Currently we have exactly 50 DVDs, which fall under the jurisdiction of the MPAA rating system. Of the 50, 3 are rated G (6%), 10 PG (20%), 24 PG-13 (48%), 13 R (26%), and 0 NC-17. The only category that really surprised me was PG. As I looked closer, most in this category were pre-1995 and as I looked even closer, of the more recent PGs, most were animation. Now, realizing this is a very small sample size and holding a few million other variables constant, this seems like further proof to me that the PG rating is disappearing from film and reinventing itself as the new rating of slightly more intense and/or crude animation (The Incredibles for the former, Shrek movies for the latter).
But that’s not all I wanted to point out here. The other night, my wife and I were deciding what movie to watch potentially with some friends who were coming over. We were both interested in seeing the movie De-Lovely. But knowing that these friends were R avoiders and more conservative in their movie-watching habits, I decided to research on-line the basis of the PG-13 rating for De-Lovely. When I found the reasoning to be for homosexual undertones, the red flag of uncomfortableness was raised in my mind, and my wife and I quickly decided on another movie (though we watched De-Lovely later and found it to be, well, quite lovely).
After the fact, my wife commented on how it was a good thing that we didn’t watch De-Lovely with our friends, as she thought it was rated R. What?! How could she not know that this movie was, in fact, rated only PG-13? Not to mention the fact that these particular friends of ours would not watch a rated R movie, thus making our previous hypothetical of should-we-watch-it-with-them-or-shouldn’t-we completely pointless. But my wife was completely oblivious to all that.

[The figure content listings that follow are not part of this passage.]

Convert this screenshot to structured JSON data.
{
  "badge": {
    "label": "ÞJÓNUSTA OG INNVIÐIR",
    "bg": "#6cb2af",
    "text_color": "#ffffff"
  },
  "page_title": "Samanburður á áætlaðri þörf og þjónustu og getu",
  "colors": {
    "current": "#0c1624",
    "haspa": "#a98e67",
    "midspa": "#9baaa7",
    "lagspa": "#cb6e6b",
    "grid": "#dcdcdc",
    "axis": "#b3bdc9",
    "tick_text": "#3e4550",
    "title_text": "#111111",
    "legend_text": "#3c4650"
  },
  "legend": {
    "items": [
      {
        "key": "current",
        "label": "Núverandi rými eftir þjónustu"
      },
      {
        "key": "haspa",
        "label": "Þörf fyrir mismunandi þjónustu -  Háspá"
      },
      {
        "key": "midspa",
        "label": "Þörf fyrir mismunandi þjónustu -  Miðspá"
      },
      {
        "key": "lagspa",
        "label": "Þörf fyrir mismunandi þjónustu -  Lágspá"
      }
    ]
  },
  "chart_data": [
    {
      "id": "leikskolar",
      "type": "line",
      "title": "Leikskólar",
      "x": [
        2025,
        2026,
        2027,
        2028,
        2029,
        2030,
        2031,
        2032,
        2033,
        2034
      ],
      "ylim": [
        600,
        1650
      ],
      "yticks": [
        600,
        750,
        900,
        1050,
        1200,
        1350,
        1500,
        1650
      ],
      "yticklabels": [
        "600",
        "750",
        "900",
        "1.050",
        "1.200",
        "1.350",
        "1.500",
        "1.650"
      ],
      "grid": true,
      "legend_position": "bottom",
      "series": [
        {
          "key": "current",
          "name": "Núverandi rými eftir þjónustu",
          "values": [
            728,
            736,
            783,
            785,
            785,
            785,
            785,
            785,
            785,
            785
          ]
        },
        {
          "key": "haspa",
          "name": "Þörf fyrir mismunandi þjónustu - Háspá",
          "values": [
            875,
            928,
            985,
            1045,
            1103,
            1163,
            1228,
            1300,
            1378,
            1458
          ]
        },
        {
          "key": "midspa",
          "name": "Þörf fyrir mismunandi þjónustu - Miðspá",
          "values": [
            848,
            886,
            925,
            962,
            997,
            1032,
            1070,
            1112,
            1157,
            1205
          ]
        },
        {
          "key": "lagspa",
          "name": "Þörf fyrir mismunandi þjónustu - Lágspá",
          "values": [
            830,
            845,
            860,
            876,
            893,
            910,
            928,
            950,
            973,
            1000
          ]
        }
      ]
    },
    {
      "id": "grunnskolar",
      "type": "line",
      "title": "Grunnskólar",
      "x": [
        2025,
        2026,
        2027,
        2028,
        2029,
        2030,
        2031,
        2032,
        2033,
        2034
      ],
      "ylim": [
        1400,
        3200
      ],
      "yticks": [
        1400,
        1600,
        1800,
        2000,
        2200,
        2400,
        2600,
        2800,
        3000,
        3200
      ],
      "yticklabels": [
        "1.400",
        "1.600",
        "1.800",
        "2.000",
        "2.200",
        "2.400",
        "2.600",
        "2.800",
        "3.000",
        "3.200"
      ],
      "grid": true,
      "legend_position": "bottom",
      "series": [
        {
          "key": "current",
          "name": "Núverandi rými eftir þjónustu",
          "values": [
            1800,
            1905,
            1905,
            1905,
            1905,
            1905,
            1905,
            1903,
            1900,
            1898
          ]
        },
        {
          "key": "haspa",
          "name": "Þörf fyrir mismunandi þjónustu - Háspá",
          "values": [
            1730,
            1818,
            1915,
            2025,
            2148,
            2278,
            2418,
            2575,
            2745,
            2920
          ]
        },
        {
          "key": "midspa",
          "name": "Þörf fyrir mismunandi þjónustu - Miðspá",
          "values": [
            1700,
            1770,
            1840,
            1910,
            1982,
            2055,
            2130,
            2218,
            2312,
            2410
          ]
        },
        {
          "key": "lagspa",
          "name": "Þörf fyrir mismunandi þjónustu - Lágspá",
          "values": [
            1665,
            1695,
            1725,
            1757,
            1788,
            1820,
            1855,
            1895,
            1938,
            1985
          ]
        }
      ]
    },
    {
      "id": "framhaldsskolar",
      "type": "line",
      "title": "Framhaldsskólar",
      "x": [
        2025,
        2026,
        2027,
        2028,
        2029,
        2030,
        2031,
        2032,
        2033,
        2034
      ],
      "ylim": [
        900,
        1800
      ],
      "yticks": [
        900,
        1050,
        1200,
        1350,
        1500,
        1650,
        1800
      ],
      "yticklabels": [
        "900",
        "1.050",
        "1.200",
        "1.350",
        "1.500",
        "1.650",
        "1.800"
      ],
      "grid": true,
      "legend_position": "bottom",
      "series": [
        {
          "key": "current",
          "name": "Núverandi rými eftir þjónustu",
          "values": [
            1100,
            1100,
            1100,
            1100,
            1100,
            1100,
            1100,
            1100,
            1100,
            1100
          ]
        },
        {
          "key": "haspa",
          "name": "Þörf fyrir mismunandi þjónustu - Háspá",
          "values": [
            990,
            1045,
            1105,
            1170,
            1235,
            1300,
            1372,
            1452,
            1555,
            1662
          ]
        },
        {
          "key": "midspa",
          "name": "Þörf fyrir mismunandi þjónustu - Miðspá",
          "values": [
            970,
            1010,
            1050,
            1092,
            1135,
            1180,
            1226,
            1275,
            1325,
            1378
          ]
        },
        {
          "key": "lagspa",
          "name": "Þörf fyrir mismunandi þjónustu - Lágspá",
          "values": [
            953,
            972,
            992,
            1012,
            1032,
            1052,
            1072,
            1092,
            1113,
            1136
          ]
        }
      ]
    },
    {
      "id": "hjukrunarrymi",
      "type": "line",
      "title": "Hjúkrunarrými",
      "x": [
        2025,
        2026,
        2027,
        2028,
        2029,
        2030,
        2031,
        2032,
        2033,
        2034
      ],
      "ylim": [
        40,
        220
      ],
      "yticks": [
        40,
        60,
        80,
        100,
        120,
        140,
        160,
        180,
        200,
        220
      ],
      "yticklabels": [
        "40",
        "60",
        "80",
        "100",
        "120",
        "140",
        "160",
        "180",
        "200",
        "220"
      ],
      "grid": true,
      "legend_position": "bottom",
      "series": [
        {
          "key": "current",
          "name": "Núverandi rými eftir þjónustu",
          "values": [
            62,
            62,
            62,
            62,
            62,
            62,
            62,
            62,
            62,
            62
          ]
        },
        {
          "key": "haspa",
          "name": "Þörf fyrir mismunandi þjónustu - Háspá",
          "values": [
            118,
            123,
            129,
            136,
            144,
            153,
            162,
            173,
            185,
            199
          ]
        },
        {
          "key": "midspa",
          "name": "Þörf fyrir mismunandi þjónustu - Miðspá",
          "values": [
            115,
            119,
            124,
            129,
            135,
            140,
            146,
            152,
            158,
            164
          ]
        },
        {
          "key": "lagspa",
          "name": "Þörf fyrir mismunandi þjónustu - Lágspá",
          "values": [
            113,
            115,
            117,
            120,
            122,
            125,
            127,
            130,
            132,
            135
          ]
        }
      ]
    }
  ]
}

As I analyzed it further, I realized that I was the weird one (I know, I know, you could have told me that long ago). This is how I was raised; I was conditioned to always know the MPAA rating of any movie. Not only that, I was conditioned to quickly decipher movie-watching habits of others (at the time, this was so that I’d be prepared to decline offers to watch movies I shouldn’t see). Old habits die hard, I suppose. As I conducted my little experiment, I didn’t have to verify the rating of even one of our DVDs. I already knew them all. It gets worse. If you ask me the rating of any movie, I’ll almost always know it with the only prerequisite being that I have to have at least heard of the movie (old not-very-grammatical phrases die hard as well).
Am I alone here? Anyone else conditioned in a similar way? In any event, I’d be interested in hearing the results of any other movies-by-rating home studies.